Clean Virginia, a nonprofit watchdog, cautioned that bill credits are temporary relief, not structural savings. Because the merger does not reduce Dominion’s return on equity, long-term electricity rates could continue climbing. U.S. electricity costs already rose 6.1% year-over-year as of April 2026.
The underlying tension is structural. Google, Amazon, Microsoft, and Meta negotiate industrial-rate power contracts for their data centers, but residential customers share the same grid infrastructure. When utilities invest tens of billions in grid upgrades to serve data center corridors, the cost basis for rate calculations rises across the entire customer base. The companies generating the demand are not the only ones paying for the infrastructure. The [economics of AI compute](https://airisingtrends.com/token-economy-software-companies-compute/) are increasingly entangled with household electricity bills.

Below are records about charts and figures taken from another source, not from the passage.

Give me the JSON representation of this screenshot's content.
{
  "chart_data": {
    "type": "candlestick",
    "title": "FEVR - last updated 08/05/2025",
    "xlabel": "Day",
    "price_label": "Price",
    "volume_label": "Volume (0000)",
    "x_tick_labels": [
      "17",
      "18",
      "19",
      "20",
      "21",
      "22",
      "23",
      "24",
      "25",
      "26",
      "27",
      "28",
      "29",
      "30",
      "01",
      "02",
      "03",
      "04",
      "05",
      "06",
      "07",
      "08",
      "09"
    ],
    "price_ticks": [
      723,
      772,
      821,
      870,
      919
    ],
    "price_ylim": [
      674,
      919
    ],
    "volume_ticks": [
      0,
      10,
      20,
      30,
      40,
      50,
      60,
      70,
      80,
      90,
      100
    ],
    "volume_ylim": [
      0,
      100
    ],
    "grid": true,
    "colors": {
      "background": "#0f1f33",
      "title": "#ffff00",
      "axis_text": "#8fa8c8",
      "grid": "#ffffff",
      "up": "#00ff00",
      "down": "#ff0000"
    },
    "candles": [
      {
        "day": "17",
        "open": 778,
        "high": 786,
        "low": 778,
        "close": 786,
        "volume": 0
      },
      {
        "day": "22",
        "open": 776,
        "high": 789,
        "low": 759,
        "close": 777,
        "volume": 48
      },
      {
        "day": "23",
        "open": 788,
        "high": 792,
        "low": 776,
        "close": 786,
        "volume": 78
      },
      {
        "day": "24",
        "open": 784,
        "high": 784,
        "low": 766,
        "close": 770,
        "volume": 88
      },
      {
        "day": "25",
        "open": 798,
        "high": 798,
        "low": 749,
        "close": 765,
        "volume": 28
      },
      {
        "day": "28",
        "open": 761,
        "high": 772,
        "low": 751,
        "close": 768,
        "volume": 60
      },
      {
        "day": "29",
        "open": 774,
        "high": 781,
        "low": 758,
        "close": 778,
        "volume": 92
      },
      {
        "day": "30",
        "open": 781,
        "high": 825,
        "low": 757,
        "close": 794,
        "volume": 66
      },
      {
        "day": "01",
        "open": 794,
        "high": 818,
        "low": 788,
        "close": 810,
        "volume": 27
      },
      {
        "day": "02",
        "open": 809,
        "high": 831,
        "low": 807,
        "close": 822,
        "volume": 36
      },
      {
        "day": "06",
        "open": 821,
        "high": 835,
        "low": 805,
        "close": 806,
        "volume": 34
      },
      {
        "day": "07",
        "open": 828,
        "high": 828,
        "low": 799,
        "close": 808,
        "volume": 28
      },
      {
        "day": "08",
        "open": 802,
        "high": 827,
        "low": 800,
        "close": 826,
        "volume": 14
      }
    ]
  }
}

## This Is the First Mega-Merger, Not the Last
Bloomberg headlined its coverage “NextEra-Dominion Deal Signals Era of AI Utility Mega-Mergers.” The framing reflects the structural logic underlying the transaction.
Virginia’s planned grid upgrades, potentially effective in 2027, could dramatically improve data center interconnection timelines and demand absorption capacity. But upgrades at that scale require a utility with both the balance sheet and the regulatory positioning to execute. NextEra just made itself that entity for the Southeast and Mid-Atlantic.

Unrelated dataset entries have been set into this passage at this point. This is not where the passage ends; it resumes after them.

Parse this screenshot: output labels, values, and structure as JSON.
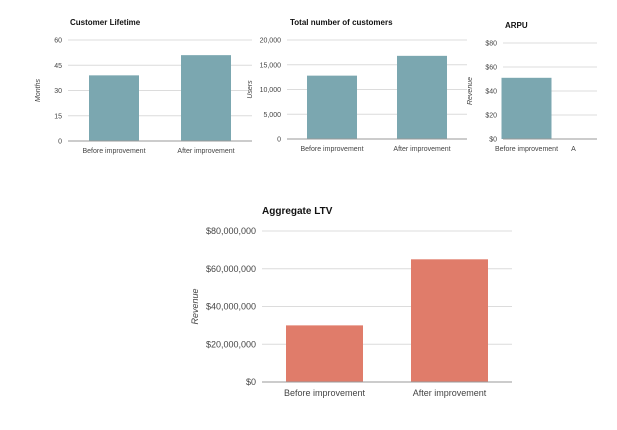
{
  "chart_data": [
    {
      "type": "bar",
      "title": "Customer Lifetime",
      "ylabel": "Months",
      "xlabel": "",
      "categories": [
        "Before improvement",
        "After improvement"
      ],
      "values": [
        39,
        51
      ],
      "ylim": [
        0,
        60
      ],
      "yticks": [
        "0",
        "15",
        "30",
        "45",
        "60"
      ],
      "color": "#7ba7b0"
    },
    {
      "type": "bar",
      "title": "Total number of customers",
      "ylabel": "Users",
      "xlabel": "",
      "categories": [
        "Before improvement",
        "After improvement"
      ],
      "values": [
        12800,
        16800
      ],
      "ylim": [
        0,
        20000
      ],
      "yticks": [
        "0",
        "5,000",
        "10,000",
        "15,000",
        "20,000"
      ],
      "color": "#7ba7b0"
    },
    {
      "type": "bar",
      "title": "ARPU",
      "ylabel": "Revenue",
      "xlabel": "",
      "categories": [
        "Before improvement",
        "A"
      ],
      "values": [
        51,
        null
      ],
      "ylim": [
        0,
        80
      ],
      "yticks": [
        "$0",
        "$20",
        "$40",
        "$60",
        "$80"
      ],
      "color": "#7ba7b0"
    },
    {
      "type": "bar",
      "title": "Aggregate LTV",
      "ylabel": "Revenue",
      "xlabel": "",
      "categories": [
        "Before improvement",
        "After improvement"
      ],
      "values": [
        30000000,
        65000000
      ],
      "ylim": [
        0,
        80000000
      ],
      "yticks": [
        "$0",
        "$20,000,000",
        "$40,000,000",
        "$60,000,000",
        "$80,000,000"
      ],
      "color": "#e07c6a"
    }
  ]
}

The pattern mirrors what is already happening upstream in the AI supply chain. Anthropic’s 3.5-gigawatt compute partnership with Google and Broadcom, OpenAI’s [$20 billion Cerebras deal](https://airisingtrends.com/openai-cerebras-deal-inference-chips/) for alternative inference chips, and SoftBank’s [$100 billion Roze IPO](https://airisingtrends.com/softbank-roze-ipo-data-center-robotics/) for data center construction robotics all point in the same direction. The AI industry is moving into physical infrastructure because the bottleneck is no longer software, models, or even GPUs. It is electricity.

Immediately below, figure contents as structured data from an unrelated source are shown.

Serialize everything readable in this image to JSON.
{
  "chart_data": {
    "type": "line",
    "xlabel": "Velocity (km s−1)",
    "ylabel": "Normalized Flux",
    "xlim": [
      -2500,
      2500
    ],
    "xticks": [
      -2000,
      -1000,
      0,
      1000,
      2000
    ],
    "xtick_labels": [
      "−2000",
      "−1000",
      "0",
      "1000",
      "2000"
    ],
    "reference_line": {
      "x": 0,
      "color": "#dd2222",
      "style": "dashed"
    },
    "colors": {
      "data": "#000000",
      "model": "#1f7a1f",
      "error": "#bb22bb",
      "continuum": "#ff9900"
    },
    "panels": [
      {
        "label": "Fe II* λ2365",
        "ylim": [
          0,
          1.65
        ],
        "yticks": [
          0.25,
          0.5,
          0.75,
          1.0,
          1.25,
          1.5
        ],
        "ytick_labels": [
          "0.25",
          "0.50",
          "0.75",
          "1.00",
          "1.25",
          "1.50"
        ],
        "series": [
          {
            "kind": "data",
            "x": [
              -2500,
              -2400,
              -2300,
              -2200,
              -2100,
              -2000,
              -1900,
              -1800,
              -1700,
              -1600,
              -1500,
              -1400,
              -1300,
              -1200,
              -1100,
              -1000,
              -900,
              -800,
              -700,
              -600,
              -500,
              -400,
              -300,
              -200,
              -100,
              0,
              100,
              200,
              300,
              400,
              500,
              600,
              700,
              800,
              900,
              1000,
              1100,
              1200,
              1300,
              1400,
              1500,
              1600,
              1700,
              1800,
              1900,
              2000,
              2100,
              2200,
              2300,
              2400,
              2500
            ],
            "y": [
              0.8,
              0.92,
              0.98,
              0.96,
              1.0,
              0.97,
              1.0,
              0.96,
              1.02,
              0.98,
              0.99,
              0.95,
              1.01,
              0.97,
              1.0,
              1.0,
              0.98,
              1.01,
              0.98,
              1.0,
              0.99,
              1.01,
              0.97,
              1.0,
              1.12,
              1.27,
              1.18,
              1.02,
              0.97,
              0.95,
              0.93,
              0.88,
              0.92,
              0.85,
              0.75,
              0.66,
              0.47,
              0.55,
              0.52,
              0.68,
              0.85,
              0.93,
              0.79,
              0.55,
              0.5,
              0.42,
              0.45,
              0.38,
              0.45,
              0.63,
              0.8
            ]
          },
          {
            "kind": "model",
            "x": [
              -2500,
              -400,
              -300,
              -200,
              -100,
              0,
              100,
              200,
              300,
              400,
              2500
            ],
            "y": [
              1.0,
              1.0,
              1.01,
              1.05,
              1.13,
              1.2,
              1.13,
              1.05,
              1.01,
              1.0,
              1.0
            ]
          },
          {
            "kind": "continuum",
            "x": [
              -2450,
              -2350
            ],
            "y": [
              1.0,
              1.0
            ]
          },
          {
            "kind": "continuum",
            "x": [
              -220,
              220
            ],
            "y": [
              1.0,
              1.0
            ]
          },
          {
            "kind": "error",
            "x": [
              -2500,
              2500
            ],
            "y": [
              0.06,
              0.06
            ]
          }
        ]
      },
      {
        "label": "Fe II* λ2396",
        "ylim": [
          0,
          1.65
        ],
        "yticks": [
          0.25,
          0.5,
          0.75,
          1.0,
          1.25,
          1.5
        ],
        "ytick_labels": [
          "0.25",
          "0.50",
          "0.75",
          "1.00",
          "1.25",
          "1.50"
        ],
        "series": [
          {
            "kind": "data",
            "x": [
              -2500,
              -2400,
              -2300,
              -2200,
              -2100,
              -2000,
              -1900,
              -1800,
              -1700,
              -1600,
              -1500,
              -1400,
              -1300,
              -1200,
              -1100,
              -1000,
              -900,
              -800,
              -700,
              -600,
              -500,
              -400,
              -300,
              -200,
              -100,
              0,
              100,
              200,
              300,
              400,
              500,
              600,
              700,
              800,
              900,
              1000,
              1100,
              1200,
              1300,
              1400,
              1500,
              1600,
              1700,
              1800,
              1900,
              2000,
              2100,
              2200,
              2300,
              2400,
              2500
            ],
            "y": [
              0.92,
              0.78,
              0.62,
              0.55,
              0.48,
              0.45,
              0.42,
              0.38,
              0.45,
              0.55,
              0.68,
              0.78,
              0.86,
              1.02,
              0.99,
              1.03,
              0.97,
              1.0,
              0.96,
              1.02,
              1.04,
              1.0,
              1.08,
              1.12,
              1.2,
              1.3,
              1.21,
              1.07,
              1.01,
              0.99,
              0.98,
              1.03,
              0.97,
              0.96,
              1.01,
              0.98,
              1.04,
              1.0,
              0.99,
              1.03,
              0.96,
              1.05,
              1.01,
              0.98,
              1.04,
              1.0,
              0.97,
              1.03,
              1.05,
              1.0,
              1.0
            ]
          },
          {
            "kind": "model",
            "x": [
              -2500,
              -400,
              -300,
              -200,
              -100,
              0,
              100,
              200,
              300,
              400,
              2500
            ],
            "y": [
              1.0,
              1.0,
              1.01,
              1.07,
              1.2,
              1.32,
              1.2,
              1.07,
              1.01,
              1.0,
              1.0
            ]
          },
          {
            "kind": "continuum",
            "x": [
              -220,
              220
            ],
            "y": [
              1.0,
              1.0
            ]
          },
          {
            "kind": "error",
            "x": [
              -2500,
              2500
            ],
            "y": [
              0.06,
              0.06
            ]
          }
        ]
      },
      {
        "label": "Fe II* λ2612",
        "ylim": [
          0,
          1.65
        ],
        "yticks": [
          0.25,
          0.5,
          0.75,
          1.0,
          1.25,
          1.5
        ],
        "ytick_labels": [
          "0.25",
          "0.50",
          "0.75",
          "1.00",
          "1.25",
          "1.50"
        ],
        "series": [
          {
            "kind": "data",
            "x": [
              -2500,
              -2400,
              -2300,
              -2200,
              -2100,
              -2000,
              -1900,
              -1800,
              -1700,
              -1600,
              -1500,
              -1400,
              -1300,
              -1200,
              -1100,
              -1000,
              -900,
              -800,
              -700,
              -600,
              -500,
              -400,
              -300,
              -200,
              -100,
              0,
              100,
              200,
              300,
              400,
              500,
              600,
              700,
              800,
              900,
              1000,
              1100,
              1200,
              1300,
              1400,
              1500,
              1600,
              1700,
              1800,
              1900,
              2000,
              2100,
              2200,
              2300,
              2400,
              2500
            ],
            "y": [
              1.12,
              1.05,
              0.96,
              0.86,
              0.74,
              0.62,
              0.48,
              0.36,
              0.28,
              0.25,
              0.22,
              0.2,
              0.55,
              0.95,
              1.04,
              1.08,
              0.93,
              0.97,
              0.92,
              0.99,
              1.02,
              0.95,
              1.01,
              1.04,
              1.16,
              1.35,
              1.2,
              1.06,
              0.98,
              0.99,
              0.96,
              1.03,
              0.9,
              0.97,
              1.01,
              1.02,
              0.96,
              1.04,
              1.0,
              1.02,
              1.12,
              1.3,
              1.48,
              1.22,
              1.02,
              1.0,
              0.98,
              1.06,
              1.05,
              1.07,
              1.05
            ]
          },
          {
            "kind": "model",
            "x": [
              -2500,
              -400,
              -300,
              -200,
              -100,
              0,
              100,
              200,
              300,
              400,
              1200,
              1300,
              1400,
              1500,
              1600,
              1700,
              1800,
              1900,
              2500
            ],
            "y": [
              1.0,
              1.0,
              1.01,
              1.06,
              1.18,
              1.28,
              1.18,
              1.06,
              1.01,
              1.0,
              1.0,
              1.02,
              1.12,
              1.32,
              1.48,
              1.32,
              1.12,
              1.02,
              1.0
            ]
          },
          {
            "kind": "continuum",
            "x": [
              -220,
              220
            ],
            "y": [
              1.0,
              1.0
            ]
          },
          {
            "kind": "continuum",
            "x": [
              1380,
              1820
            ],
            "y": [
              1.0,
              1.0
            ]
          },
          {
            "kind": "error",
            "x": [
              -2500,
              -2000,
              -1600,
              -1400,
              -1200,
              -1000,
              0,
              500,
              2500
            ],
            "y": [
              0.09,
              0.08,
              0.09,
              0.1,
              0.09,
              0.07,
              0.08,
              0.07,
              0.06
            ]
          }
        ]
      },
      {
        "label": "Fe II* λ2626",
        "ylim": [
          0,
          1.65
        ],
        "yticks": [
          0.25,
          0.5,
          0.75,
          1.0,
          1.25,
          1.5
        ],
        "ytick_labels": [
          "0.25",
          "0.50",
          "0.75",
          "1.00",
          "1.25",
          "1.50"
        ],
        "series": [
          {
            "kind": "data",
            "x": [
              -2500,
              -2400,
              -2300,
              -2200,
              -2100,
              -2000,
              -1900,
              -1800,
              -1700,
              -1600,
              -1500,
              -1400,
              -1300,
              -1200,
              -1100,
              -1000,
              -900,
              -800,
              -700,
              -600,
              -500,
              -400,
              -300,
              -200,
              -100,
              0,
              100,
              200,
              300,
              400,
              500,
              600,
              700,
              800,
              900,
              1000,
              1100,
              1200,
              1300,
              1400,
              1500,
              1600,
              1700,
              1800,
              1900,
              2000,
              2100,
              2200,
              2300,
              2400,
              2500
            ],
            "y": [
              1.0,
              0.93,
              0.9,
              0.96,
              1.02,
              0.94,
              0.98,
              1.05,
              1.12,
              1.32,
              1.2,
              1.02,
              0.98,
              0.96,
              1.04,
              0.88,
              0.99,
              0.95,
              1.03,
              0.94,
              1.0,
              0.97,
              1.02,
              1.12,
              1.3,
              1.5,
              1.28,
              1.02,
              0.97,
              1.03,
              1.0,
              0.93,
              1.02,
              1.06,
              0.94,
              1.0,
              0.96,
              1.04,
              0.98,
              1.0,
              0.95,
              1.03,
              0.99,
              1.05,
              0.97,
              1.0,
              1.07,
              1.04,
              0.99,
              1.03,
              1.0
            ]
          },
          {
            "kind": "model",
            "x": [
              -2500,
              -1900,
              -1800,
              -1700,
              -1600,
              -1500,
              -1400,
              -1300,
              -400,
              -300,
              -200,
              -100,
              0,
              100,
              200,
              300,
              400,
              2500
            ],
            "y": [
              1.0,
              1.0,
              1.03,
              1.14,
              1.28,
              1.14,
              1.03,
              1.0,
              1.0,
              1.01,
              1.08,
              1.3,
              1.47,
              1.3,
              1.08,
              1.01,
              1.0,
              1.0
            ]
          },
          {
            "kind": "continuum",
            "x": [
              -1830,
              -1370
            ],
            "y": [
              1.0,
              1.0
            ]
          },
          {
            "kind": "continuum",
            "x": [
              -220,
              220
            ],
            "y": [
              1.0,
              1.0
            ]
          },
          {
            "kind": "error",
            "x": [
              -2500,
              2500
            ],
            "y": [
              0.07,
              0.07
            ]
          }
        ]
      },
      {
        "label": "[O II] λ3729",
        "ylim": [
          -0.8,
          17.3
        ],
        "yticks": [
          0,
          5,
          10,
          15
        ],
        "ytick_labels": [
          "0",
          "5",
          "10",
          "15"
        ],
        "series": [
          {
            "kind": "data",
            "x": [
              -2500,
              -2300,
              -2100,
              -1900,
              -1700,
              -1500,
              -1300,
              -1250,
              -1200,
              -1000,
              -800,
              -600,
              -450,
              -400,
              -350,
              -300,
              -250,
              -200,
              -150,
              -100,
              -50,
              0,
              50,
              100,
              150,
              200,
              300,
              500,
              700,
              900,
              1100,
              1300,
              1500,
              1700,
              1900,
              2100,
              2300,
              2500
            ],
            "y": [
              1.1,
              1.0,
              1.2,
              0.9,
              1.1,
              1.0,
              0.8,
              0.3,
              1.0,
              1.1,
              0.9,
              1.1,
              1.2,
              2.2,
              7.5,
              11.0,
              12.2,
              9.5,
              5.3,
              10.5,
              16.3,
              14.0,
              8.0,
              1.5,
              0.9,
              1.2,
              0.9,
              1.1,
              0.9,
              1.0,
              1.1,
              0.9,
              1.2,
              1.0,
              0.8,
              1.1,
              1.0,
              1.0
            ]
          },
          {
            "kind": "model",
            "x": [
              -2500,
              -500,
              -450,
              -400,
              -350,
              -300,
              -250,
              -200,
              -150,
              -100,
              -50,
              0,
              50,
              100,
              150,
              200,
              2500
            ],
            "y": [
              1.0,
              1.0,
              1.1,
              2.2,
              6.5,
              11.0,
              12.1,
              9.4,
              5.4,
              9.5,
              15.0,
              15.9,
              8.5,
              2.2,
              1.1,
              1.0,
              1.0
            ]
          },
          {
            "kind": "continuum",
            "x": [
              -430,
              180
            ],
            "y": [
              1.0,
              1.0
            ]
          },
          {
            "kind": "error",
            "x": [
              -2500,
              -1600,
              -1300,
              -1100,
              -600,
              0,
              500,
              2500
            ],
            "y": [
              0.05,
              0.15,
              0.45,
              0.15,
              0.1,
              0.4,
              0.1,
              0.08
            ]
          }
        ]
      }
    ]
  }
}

For enterprise AI buyers, this merger sends a concrete signal. The companies that control power access in data center corridors will increasingly determine compute availability, pricing, and geographic distribution. The question for 2027 is not which model your organization runs or which GPU cluster supports it. The question is whether the grid feeding that cluster can deliver 130 gigawatts of sustained, reliable power.
NextEra just bet $67 billion that it can.